Patents vs. Trademarks vs. Copyrights
Patents are legal rights issued to inventors to protect their inventions for a certain time, usually 20 years. They exclude others from reproducing, using, or profiting from it without the expressed permission of the patent owner. The granting authority issues a patent in exchange for permission to publish details about the invention, such as how it’s made and what it’s used for.
Trademarks are legal protections on words, phrases, designs, or marks that identify a specific product or service. Trademarks are intellectual property that contribute to the image and reputation of the product or service to which it belongs, and to the company to which it belongs. Beyond symbolism, a trademark can be incredibly valuable to a company, prompting some companies to include them in their valuation. Trademarks are protected forever, as long as it’s in use and the holder can defend it. Examples of trademarks include the golden arch for McDonald’s, the Nike swoosh, and Apple’s apple.
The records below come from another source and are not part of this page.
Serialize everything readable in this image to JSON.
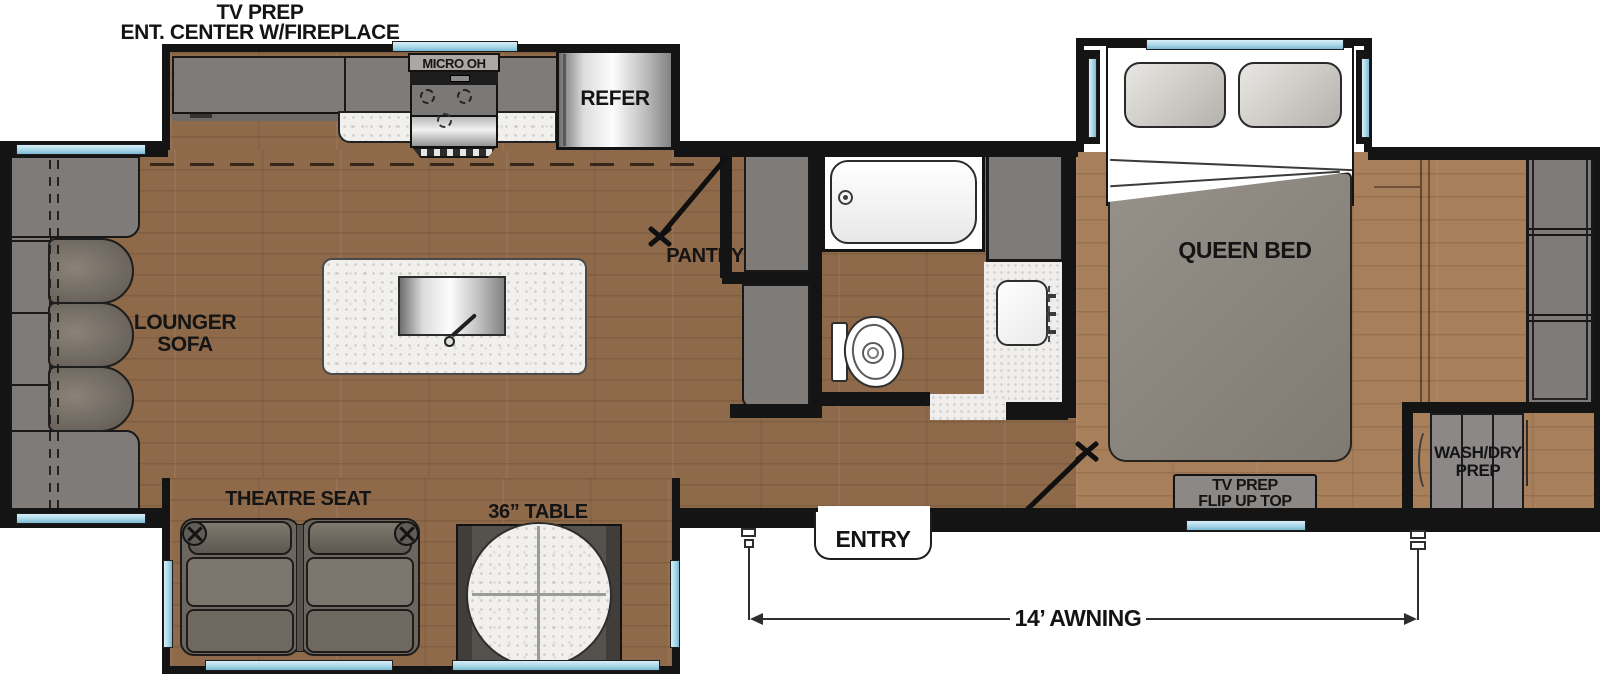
{
  "labels": {
    "ent_center_line1": "TV PREP",
    "ent_center_line2": "ENT. CENTER W/FIREPLACE",
    "micro_oh": "MICRO OH",
    "refrigerator": "REFER",
    "pantry": "PANTRY",
    "queen_bed": "QUEEN BED",
    "lounger_line1": "LOUNGER",
    "lounger_line2": "SOFA",
    "theatre_seat": "THEATRE SEAT",
    "table_36": "36” TABLE",
    "entry": "ENTRY",
    "tv_prep_flip_line1": "TV PREP",
    "tv_prep_flip_line2": "FLIP UP TOP",
    "wash_dry_line1": "WASH/DRY",
    "wash_dry_line2": "PREP",
    "awning_14": "14’ AWNING"
  },
  "colors": {
    "wall": "#141414",
    "floor_main": "#8e6a4a",
    "floor_bedroom": "#a87f5b",
    "cabinet_gray": "#7e7b79",
    "cabinet_dark": "#58534f",
    "window_glass": "#a9d7e8",
    "counter_white": "#f1f0ed",
    "upholstery": "#6c6660",
    "upholstery_light": "#7d766e",
    "bed_blanket": "#8f8a81"
  }
}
Copyrights are legal protections on creative works of the mind, or according to the United States Patent and Trademark Office “original works of authorship.” They include visual art, literary works, other writings, choreography, and software. Copyrights prevent others from reproducing the work without the express permission of the copyright owner. Like other intellectual property, copyrights are granted for a specific time, allowing the holder to benefit from its creation. Copyrights are granted for the maximum period of 70 years from the death of the author for works created on or after Jan. 1, 1978. Exceptions apply to works for hire and anonymous works.
Copyrights for works for hire or anonymous works are granted for 95 years from their publication or 120 years from creation, which occurs first.
Patent FAQs
What Does Patent Mean?
A patent is a legal right to an invention given to a person or entity without interference from others who wish to replicate, use, or sell it. Patents are granted by governing authorities and have a time limit, usually 20 years.
What Are Examples of Patents?
Examples of historic patented inventions include common products that we use daily, including the telephone, dishwasher, and lightbulb. Patents protected until 2033 include Boeing’s Water Harvesting system, Disney’s method for reproducing human actions with robots, and Google’s medical response drone.
What Are the 3 Types of Patents?
The three types of patents are utility patents, design patents, and plant patents. Utility patents are issued for inventions that are novel and useful. Design patents protect the design or image of a product. Plant patents are issued to applicants for plants that can reproduce.
How Much Is a Patent?
Patent costs vary according to the type of patent applied for and are based on several other factors, such as the type of applicant, provisional or nonprovisional status, and associated fees—search fees, examination fees, post-allowance fees, the cost of a patent agent or attorney, and more. If using the services of an attorney, you can expect costs to range from approximately $5,000 to more than $45,000.
How Long Does a Patent Last?
Utility and plant patents last for 20 years from the date of filing, while design patents last for 15 years if filed on or after May 13, 2015, or 14 years if filed before May 13, 2015.
The Bottom Line
Patents are legal rights granted to inventors for their creations. Government divisions, such as the United States Patent and Trademark Office, issue patents and other intellectual property rights to inventors, authors, and other creators. Patent rights give exclusive rights to use, replicate, or sell the protected invention without interference from others who wish to do the same. In exchange, the issuing authority is granted the right to publish the details of the invention.
Patents are granted for a limited time, such as 20 years from the date of filing for plant and utility patents and 14 or 15 years for design patents. Patents issued in the United States only offer protection within the U.S. To extend protection in other nations, the applicant must apply with the governing authority of that nation.